É
tempo de mudar.
A vida moderna nos ameaça de todas as formas. Assaltos, sequestros,
roubos e balas perdidas desfilam diariamente na nossa sala de estar. Olhos
fixos na televisão, as crianças pensam que é mais um filme de ação. Segurança
tem um alto preço emocional e financeiro. Cercados de grades, guaritas,
alarmes, vidros fumê, vamos acreditando em dias melhores.
Sem mais opção, também decidi fugir para um condomínio, onde possa
dividir meu medo, minha covardia e minha esperança. Deixo para trás um pedaço
da minha história. Vou deixar a casa construída para criar nossos filhos e
animais de estimação. Onde semeamos o tão sonhado jardim. Sinto-me como um
rato, abandonando o navio antes que afunde. Estudei todas as possibilidades,
como num jogo. Acuada, faço o movimento em direção ao que penso ser o melhor
para minha família. Não tenho certezas, só esperanças. Não é fácil para
ninguém, por que haveria de ser para mim?
Tenho que me desfazer de mais de dois terços dos meus móveis e objetos.

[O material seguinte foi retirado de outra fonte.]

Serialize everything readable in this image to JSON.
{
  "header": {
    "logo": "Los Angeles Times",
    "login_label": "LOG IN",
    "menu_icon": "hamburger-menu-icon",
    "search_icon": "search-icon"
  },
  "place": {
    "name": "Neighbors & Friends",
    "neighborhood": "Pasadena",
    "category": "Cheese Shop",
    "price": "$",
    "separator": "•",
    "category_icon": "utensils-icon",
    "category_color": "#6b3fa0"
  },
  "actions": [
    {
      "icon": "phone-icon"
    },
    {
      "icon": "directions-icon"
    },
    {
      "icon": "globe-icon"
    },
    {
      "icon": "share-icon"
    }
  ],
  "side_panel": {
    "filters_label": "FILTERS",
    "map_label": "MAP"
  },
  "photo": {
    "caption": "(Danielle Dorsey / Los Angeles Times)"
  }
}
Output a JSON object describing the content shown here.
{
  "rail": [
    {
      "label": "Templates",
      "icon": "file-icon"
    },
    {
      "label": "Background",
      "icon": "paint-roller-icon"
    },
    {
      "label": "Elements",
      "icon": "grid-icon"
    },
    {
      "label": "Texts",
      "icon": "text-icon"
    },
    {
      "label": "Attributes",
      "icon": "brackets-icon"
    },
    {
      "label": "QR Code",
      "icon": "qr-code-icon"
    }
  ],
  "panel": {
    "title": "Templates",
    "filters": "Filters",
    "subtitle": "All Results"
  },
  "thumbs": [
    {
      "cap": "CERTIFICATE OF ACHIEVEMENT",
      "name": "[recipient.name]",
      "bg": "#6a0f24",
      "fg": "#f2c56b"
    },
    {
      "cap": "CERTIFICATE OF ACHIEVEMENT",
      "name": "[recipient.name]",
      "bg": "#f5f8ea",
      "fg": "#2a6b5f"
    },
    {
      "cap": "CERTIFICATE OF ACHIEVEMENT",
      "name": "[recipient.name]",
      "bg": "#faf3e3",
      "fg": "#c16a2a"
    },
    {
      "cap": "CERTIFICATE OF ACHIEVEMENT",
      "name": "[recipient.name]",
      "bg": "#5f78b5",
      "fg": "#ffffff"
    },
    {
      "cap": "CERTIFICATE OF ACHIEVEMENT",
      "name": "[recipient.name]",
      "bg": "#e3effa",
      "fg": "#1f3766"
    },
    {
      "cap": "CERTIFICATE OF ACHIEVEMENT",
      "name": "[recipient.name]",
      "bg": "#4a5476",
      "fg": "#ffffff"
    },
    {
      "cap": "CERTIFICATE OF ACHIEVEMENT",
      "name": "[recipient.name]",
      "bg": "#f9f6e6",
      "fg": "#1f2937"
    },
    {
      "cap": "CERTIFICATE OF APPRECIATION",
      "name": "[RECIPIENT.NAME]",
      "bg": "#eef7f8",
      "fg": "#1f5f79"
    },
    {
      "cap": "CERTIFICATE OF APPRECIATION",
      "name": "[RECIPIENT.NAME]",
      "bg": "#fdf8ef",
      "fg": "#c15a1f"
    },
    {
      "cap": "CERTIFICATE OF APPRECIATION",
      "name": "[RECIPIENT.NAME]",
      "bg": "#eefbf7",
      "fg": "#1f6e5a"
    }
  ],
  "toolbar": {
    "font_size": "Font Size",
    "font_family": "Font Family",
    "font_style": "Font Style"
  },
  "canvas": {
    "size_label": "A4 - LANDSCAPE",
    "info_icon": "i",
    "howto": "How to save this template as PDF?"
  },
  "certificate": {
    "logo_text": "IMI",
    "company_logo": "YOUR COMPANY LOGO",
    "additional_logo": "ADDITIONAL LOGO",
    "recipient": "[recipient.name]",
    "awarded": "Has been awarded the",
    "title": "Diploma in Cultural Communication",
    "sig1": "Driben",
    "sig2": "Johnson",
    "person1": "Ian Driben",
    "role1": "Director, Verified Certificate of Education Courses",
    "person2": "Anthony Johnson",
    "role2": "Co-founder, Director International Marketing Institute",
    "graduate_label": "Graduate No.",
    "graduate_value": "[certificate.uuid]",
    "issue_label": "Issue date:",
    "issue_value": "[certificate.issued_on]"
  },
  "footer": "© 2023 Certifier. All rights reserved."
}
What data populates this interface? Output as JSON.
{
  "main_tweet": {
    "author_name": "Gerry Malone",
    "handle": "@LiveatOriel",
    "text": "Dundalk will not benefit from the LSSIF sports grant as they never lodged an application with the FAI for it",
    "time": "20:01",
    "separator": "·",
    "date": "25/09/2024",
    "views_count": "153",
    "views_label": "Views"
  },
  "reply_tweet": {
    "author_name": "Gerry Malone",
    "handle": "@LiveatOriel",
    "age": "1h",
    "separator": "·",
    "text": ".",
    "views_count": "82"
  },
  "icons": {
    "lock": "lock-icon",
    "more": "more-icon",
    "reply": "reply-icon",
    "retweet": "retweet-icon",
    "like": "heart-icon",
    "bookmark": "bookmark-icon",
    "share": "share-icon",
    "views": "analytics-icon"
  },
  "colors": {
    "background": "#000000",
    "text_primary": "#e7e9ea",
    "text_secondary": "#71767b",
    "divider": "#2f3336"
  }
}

Estes apertamentos modernos não são
feitos para móveis antigos. Tão lindas as poltronas verde que o Jorge chamava
de “Sinca Chambord”. Aquele espelho com mais de cem anos é muito pesado para as
delicadas paredes de gesso acartonado. As fotos dos meninos, expostas escadaria
abaixo, vão escorregar até o fundo de uma gaveta. Nem mesmo os quadros vou
poder levar. Apartamentos pequenos têm as paredes tapadas de móveis sob medida
para aproveitar bem qualquer cantinho. E, quando sobra algum espaço, não se
colocam quadros, colocam-se espelhos, que ampliam o ambiente. Mas, dos
originais não abro mão: Sérgio Fortes, Auris Abrantes, Kaliwa.
E o que será do nosso jardim e do nosso pomar? Quem estará por aqui
quando as bergamoteiras florirem novamente? Antes de ir embora, preciso apanhar
aquele mamão que está madurando. Ainda bem que deu tempo de colher todas as uvas.
Os pingos-de-ouro que eu plantei no ano passado estão prontos para a poda
artística. E a minha perfumada roseira amarela está cheia de botões, a me
provocar, a me chamar na hora da partida.